The vaccine, called Mosquirix and the first malaria shot to  make it to final-stage trials, is creating a buzz ahead of a  conference of 1,500 malaria experts in Nairobi next week.

And while the world will have to wait a little longer for  the trial’s results, Glaxo Chief Executive Andrew Witty said his  company was committed to being reasonable on price.

“We are not going to let price get in the way of access for  malaria vaccines,” he told reporters yesterday. “We will be  extremely responsible about the way we price this vaccine.”

Christian Loucq, president of the non-profit PATH Malaria  Vaccine Initiative, said international and African health  experts hope Mosquirix, also known as RTS,S, would prove a  winner in bringing the elusive goal of eradicating the killer  disease within sight.

“Malaria is such a huge problem in Africa, and a vaccine is  perceived as such a strong intervention, that when we talk about  a potential vaccine candidate the cry is always ‘when will it  come?’“ he said in an interview in London before the Nairobi  conference, which runs from Nov. 1 to Nov. 6.
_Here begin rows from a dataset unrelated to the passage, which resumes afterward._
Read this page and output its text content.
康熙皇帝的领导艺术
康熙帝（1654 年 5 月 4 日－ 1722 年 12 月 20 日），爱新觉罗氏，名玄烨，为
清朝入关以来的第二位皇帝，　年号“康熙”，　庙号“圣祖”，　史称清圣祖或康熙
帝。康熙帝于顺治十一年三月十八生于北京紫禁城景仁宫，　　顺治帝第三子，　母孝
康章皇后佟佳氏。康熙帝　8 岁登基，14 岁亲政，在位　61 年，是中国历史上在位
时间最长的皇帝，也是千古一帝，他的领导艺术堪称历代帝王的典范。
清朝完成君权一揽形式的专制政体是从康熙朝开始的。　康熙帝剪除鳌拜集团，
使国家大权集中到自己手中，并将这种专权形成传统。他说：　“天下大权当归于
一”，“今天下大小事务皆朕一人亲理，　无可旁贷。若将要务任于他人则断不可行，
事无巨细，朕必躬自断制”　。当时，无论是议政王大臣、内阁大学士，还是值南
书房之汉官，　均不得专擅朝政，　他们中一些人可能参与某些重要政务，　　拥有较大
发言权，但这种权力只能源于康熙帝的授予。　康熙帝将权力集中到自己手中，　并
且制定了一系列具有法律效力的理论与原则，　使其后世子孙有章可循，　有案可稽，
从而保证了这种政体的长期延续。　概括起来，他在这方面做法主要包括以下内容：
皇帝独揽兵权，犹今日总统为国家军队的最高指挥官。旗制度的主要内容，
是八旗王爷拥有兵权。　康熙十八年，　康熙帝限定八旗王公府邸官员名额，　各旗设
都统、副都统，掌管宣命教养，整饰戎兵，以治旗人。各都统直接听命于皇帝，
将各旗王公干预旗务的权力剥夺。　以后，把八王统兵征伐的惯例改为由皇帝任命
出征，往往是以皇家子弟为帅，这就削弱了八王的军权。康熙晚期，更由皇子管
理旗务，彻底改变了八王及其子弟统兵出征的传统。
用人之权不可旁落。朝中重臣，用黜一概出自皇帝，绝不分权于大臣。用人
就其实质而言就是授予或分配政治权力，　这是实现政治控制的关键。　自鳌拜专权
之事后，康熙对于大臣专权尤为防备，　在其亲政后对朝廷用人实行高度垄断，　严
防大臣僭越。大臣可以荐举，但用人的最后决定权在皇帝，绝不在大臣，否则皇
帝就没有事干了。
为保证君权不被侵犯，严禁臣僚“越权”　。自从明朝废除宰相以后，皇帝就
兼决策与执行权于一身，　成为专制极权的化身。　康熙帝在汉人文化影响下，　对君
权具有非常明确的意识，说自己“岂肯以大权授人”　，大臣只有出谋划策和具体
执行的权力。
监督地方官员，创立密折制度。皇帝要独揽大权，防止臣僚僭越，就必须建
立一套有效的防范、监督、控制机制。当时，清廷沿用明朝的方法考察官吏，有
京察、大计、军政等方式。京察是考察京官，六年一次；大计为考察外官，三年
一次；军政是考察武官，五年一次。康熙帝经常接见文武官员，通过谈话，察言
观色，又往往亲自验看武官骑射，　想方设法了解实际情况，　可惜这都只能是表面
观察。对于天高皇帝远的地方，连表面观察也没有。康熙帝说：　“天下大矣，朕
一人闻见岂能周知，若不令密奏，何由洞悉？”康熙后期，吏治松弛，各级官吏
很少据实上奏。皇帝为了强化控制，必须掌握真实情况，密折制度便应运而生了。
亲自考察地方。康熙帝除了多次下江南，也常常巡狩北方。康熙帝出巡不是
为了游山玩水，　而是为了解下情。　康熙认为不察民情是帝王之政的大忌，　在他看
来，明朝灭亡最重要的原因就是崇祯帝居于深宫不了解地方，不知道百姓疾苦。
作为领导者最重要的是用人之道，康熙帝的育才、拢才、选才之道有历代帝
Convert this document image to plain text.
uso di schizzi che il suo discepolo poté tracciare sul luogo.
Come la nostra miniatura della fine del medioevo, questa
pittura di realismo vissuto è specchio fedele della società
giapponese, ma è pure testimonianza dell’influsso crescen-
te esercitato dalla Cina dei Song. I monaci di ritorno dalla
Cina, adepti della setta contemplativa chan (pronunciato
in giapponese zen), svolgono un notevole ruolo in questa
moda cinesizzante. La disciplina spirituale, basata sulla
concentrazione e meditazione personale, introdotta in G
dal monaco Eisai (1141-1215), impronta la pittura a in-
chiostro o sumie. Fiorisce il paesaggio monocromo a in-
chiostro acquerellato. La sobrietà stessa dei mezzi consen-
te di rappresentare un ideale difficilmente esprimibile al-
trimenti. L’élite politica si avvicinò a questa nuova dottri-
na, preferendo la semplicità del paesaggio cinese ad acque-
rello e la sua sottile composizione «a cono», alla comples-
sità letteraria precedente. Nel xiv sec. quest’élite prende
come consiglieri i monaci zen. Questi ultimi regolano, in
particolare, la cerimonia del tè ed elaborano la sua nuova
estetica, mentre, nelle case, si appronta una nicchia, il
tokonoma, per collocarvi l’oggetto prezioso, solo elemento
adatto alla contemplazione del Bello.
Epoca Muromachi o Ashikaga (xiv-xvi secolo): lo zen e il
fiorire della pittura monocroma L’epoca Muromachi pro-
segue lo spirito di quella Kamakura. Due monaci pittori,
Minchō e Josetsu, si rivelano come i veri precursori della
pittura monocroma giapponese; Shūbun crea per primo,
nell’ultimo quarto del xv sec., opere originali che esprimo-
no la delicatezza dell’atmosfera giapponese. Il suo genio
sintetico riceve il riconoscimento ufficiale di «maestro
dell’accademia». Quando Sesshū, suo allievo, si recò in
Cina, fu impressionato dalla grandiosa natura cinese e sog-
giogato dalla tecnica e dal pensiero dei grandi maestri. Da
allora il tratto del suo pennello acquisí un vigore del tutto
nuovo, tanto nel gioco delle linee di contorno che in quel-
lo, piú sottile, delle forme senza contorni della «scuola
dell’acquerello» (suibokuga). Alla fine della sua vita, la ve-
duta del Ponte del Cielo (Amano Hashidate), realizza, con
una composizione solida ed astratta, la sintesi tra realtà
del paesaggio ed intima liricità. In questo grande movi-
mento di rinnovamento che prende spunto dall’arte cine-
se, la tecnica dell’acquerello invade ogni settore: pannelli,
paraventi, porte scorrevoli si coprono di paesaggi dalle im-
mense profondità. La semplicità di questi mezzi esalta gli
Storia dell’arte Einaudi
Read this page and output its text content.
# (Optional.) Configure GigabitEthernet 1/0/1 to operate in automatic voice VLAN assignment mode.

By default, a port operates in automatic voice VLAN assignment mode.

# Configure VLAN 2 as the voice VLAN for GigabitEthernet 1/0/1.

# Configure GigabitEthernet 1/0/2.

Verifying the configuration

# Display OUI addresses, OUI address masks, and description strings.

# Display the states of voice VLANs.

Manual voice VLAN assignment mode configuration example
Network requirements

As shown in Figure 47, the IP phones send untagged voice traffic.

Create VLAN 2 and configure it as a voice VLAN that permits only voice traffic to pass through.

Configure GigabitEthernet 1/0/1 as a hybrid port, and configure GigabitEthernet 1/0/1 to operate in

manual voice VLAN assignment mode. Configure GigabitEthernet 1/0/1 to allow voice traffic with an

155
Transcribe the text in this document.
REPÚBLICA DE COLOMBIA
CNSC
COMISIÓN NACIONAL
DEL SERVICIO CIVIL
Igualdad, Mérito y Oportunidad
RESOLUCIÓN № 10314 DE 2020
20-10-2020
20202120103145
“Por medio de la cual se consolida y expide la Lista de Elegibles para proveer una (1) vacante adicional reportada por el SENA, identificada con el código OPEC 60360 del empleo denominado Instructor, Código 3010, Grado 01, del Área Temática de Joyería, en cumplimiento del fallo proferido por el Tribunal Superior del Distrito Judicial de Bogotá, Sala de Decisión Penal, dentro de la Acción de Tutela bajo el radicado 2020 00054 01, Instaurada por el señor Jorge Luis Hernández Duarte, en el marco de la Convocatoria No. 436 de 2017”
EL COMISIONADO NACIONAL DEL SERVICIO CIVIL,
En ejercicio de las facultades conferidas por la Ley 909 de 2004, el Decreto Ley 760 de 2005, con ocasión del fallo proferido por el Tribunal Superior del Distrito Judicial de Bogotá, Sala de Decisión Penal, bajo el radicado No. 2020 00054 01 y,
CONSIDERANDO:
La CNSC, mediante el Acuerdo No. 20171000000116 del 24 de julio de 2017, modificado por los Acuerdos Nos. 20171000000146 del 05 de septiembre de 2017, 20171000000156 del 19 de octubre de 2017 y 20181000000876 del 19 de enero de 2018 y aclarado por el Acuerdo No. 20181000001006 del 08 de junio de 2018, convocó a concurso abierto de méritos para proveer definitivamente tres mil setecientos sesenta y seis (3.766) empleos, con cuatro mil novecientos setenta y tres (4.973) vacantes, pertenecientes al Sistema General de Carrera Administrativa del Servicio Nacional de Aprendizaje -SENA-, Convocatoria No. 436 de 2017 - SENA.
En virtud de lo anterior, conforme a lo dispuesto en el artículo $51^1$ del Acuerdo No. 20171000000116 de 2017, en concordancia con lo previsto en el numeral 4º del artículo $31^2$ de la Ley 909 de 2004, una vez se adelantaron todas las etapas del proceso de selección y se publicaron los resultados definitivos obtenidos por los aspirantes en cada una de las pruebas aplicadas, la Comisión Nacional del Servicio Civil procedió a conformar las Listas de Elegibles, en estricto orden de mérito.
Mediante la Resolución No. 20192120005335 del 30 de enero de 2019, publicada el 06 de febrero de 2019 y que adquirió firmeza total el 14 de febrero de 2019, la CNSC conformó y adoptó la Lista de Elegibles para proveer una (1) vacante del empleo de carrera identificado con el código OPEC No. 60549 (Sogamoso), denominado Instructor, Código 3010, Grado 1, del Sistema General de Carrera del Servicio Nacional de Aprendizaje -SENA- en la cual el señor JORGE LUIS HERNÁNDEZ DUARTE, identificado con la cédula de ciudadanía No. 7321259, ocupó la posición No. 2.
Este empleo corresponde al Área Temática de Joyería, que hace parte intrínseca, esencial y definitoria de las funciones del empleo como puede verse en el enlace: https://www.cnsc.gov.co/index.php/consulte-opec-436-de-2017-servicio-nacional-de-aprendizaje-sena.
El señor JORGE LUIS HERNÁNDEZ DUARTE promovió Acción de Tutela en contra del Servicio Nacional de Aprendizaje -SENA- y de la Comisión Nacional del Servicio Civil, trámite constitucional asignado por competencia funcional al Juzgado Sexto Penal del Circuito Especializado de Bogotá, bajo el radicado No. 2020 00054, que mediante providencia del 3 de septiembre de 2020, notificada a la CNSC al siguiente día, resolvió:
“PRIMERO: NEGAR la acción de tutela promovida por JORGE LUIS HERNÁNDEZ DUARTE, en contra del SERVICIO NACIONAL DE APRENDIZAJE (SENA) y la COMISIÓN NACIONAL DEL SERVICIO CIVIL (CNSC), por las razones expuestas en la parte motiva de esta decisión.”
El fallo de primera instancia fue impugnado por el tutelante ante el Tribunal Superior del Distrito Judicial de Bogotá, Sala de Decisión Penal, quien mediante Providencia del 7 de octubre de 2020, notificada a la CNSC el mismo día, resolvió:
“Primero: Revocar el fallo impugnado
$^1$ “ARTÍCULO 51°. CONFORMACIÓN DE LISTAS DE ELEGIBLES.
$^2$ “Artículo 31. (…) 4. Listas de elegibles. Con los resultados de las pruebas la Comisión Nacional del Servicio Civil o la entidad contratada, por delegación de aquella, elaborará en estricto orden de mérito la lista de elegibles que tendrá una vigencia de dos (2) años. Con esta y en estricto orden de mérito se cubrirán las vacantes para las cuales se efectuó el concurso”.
“Among public health specialists and vaccinologists in  Africa, this is seen as the major upcoming intervention — and  that is creating great excitement.”

Malaria kills almost a million people each year and around  40 percent of the world’s population is at risk of the disease,  mainly in world’s poorest countries. Health experts stress that  there are no “magic bullets” against the disease.